Doctorante en géographie et en littérature, je m’intéresse dans mon travail de recherche à ces rapports au monde qui résultent du voyage touristique, notamment à travers les récits publiés des globetrotters qui ont pu faire le tour du monde pour la première fois grâce au développement d’une industrie touristique propice à partir de la seconde moitié du XIXe siècle. Je propose ici une réflexion sur les « poétiques » du tour du monde, en essayant de montrer que La Terre est ronde d’Orelsan se situe dans une longue tradition à la fois littéraire et touristique qui produit un enchantement géographique du monde. Cette réflexion doit beaucoup à ma collaboration avec ma collègue et amie Florie Bresteaux, que je remercie chaleureusement, avec qui j’ai co-écrit le commentaire de la chanson d’Orelsan pour Voyage enchanté, chansons et imaginaires du voyage (Éditions Georg, 2024) ainsi que pour le clip réalisé par Mathieu Epiney pour l’occasion.

 

La Terre est ronde, une ritournelle philosophique adressée aux jeunes

Qu’est-ce qui fait la réussite de la chanson d’Orelsan ? Ses caractéristiques musicales certainement : un refrain chanté en accroche, qui ponctue ensuite des couplets rappés.
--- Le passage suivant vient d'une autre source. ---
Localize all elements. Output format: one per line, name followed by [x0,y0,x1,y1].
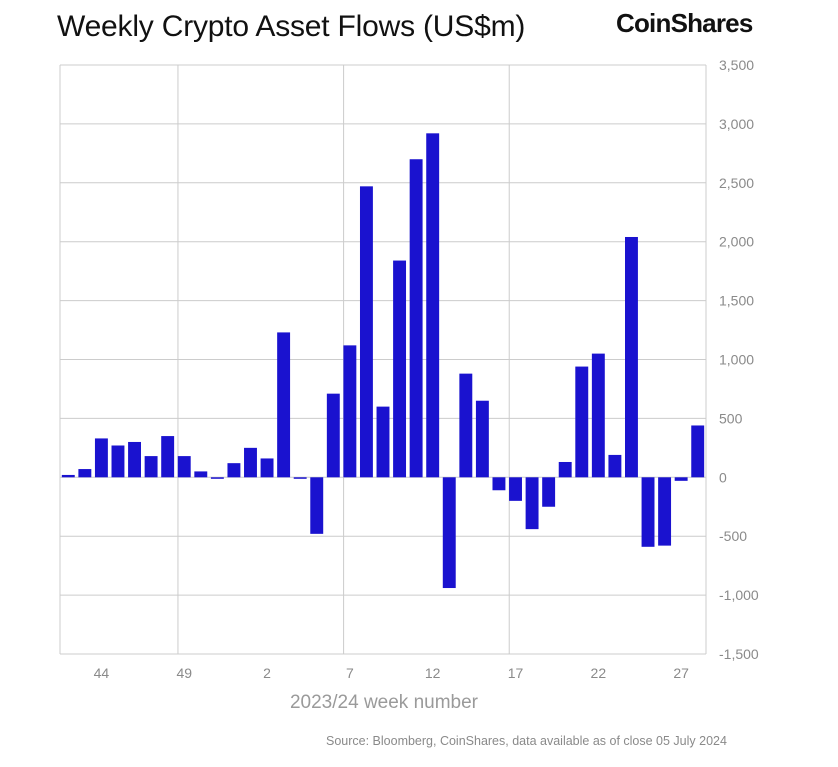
bar [442,477,456,589]
x-tick-label: 27 [673,665,689,681]
bar [244,447,257,478]
bar [161,436,175,478]
bar [144,456,158,478]
bar [475,400,489,478]
bar [575,366,589,478]
x-tick-label: 17 [508,665,524,681]
grid-lines [59,64,707,655]
bar [409,159,423,478]
bar [94,438,108,478]
bar [277,332,291,478]
bar [326,393,340,478]
bar [509,477,522,501]
bar [691,425,705,478]
bar [177,456,191,478]
bar [78,469,92,478]
y-axis-ticks: 3,500 3,000 2,500 2,000 1,500 1,000 500 0 -500 -1… [719,57,759,662]
bar [459,373,473,478]
bar [376,406,390,478]
y-tick-label: 3,000 [719,116,754,132]
x-tick-label: 7 [346,665,354,681]
y-tick-label: 500 [719,410,743,426]
bar [293,477,307,479]
x-tick-label: 2 [263,665,271,681]
bar [558,461,572,478]
bar [608,454,622,478]
x-tick-label: 49 [176,665,192,681]
brand-logo: CoinShares [616,8,753,38]
y-tick-label: 1,000 [719,352,754,368]
bar [542,477,556,507]
bar [359,186,373,478]
bar [674,477,688,481]
x-tick-label: 22 [591,665,607,681]
bar [310,477,324,534]
bar [260,458,274,478]
bar [393,260,407,478]
y-tick-label: 2,000 [719,234,754,250]
bar [227,463,241,478]
bar [111,445,125,478]
bar [525,477,539,530]
bar [194,471,208,478]
y-tick-label: -1,500 [719,646,759,662]
bar [210,477,224,479]
bar [492,477,506,491]
source-note: Source: Bloomberg, CoinShares, data avai… [326,734,727,748]
x-tick-label: 12 [425,665,441,681]
bar [591,353,605,478]
x-axis-ticks: 44 49 2 7 12 17 22 27 [94,665,690,681]
bar [128,441,141,478]
chart-title: Weekly Crypto Asset Flows (US$m) [57,10,526,43]
y-tick-label: -500 [719,528,747,544]
bar [658,477,672,546]
y-tick-label: 2,500 [719,175,754,191]
x-axis-label: 2023/24 week number [290,692,479,713]
y-tick-label: -1,000 [719,587,759,603]
x-tick-label: 44 [94,665,110,681]
bar [343,345,357,478]
bar [641,477,655,547]
bar [61,474,75,478]
bar [426,133,440,478]
y-tick-label: 0 [719,469,727,485]
bars [61,133,705,589]
bar [625,236,638,478]
y-tick-label: 1,500 [719,293,754,309]
y-tick-label: 3,500 [719,57,754,73]
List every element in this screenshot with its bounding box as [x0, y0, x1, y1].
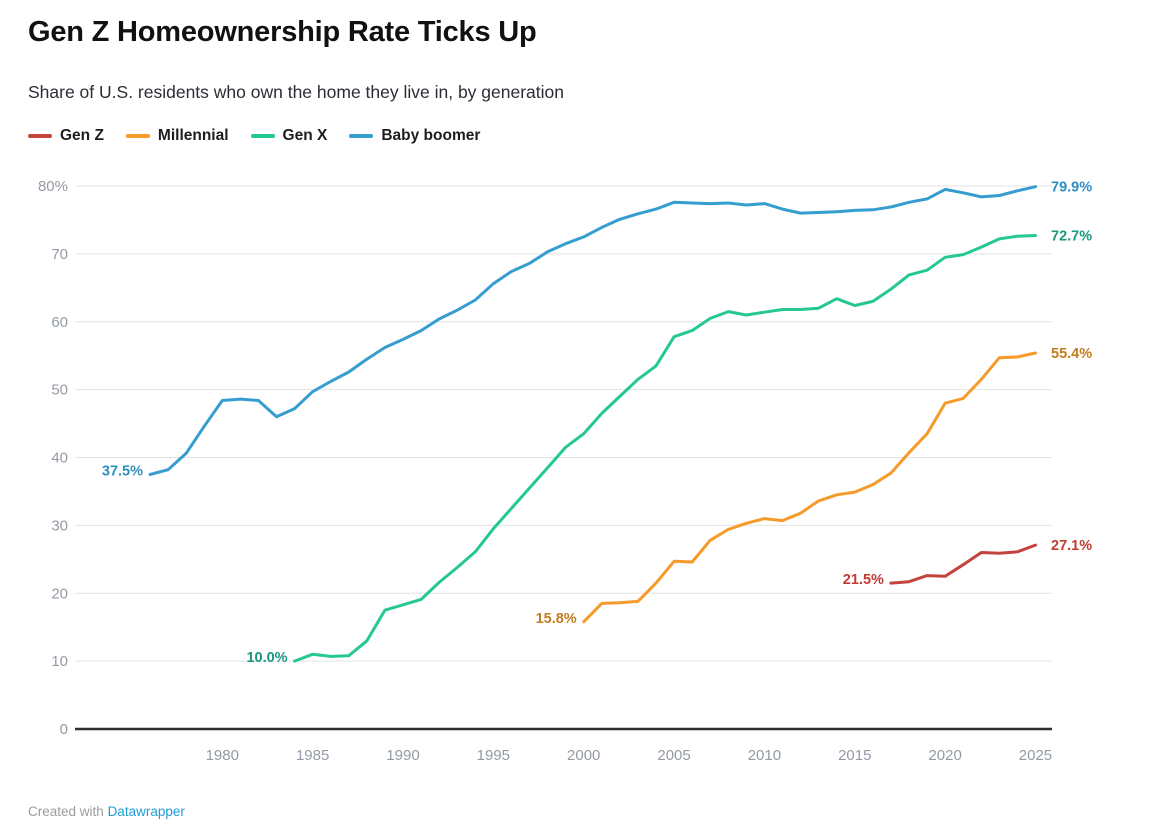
x-tick-label: 2020 [928, 747, 961, 764]
legend-label: Gen X [282, 127, 328, 144]
datawrapper-link[interactable]: Datawrapper [107, 804, 185, 819]
x-tick-label: 1980 [206, 747, 239, 764]
series-end-label: 79.9% [1051, 180, 1092, 196]
x-tick-label: 2000 [567, 747, 600, 764]
y-tick-label: 30 [51, 517, 68, 534]
y-tick-label: 70 [51, 246, 68, 263]
x-tick-label: 1990 [386, 747, 419, 764]
legend-swatch-gen-z [28, 134, 52, 138]
attribution: Created with Datawrapper [28, 804, 185, 819]
series-end-label: 55.4% [1051, 346, 1092, 362]
legend-item-millennial: Millennial [125, 127, 229, 145]
legend-swatch-gen-x [250, 134, 275, 138]
attribution-prefix: Created with [28, 804, 104, 819]
x-tick-label: 2005 [657, 747, 690, 764]
x-tick-label: 1985 [296, 747, 329, 764]
chart-subtitle: Share of U.S. residents who own the home… [28, 82, 564, 102]
legend-label: Millennial [157, 127, 229, 144]
y-tick-label: 0 [60, 721, 68, 738]
series-start-label: 10.0% [246, 650, 287, 666]
y-tick-label: 50 [51, 382, 68, 399]
legend-swatch-baby-boomer [349, 134, 374, 138]
series-line-gen-z [889, 543, 1037, 585]
series-line-gen-x [293, 234, 1037, 663]
x-tick-label: 2025 [1019, 747, 1052, 764]
chart-legend: Gen Z Millennial Gen X Baby boomer [28, 127, 480, 145]
series-start-label: 15.8% [536, 611, 577, 627]
series-end-label: 27.1% [1051, 538, 1092, 554]
legend-label: Gen Z [60, 127, 104, 144]
page-title: Gen Z Homeownership Rate Ticks Up [28, 16, 537, 48]
y-tick-label: 80% [38, 178, 68, 195]
y-tick-label: 60 [51, 314, 68, 331]
legend-swatch-millennial [125, 134, 150, 138]
legend-item-gen-x: Gen X [250, 127, 328, 145]
series-start-label: 37.5% [102, 463, 143, 479]
y-tick-label: 40 [51, 450, 68, 467]
series-line-millennial [582, 351, 1037, 624]
y-tick-label: 20 [51, 585, 68, 602]
series-end-label: 72.7% [1051, 229, 1092, 245]
legend-item-gen-z: Gen Z [28, 127, 104, 145]
series-line-baby-boomer [148, 185, 1037, 476]
x-tick-label: 2010 [748, 747, 781, 764]
x-tick-label: 1995 [477, 747, 510, 764]
x-tick-label: 2015 [838, 747, 871, 764]
legend-label: Baby boomer [381, 127, 481, 144]
y-tick-label: 10 [51, 653, 68, 670]
legend-item-baby-boomer: Baby boomer [349, 127, 480, 145]
series-start-label: 21.5% [843, 572, 884, 588]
Ceci lui donne un air de ritournelle faussement insouciante, mais franchement entraînante : au fond, le but n’est-il pas de nous faire entrer dans une ronde à la suite du chanteur ? D’autre part, la chanson nous interpelle par la force de son message. Ce dernier est d’ordre philosophique, car Orelsan suggère plus qu’il n’impose. Au départ, la chanson laisse davantage une impression et une réflexion à creuser : son message raisonne particulièrement chez de jeunes adultes. C’est de ce constat que ma collègue Florie Bresteaux et moi-même sommes parties pour proposer notre analyse de cette chanson. En effet, Orelsan expose ici toutes les difficultés et les tensions pouvant traverser une génération de jeunes adultes qui doit trouver sa place dans le monde, entendons-là un synonyme de « société ». L’usage de cette métonymie1 ne me semble pas abusif, puisque nous vivons dans un monde ultra-connecté où les modèles culturels, qui participent à façonner une jeunesse globale, circulent à l’échelle planétaire. Certains géographes comme Jacques Lévy utilisent en ce sens la notion de « société-Monde » pour véhiculer l’idée que le monde doit être vu comme une société2.

Or, La Terre est ronde illustre à quel point il peut être difficile pour un·e jeune adulte de s’intégrer dans la société en devenant autonome : « T’as besoin d’une voiture pour aller travailler / Tu travailles pour rembourser la voiture que tu viens d’acheter / Tu vois l’genre de cercle vicieux ? / Le genre de trucs qui donne envie d’tout faire sauf de mourir vieux ». En parallèle d’une injonction à une vie raisonnable et « bien rangée » que le rappeur balaie d’un revers de main, « en attendant, merci d’appeler, mais s’il te plaît, parle après l’bip », Orelsan veut nuancer son propos : il s’agit d’« essaye[r] de trouver l’équilibre » entre un train-train quotidien monotone et une liberté sans limites, qui ne peut être qu’illusoire. Orelsan nous met en garde contre les cercles vicieux de notre société de consommation où l’argent et le matériel sont portés sur un piédestal. C’est ainsi qu’il nous livre ce qui, selon lui, fait la recette du bonheur : « être à la maison », passer de bons moments entre amis (« ce soir, j’rameuterai l’équipe »). Ce sont tout autant « d’ingrédients » simples, mais qui font écho à la philosophie épicurienne que l’on retrouve dans le célèbre poème du Carpe Diem d’Horace, écrit au Iersiècle avant J.-C. En effet, le vers d’Horace « cueille le jour présent, croyant le moins possible à celui du lendemain3 » est repris par Orelsan dans sa question rhétorique « À quoi ça sert de préparer l’avenir si t’oublies de vivre ? » couplée à l’affirmation « Tout c’qu’on veut c’est profiter de l’instant ».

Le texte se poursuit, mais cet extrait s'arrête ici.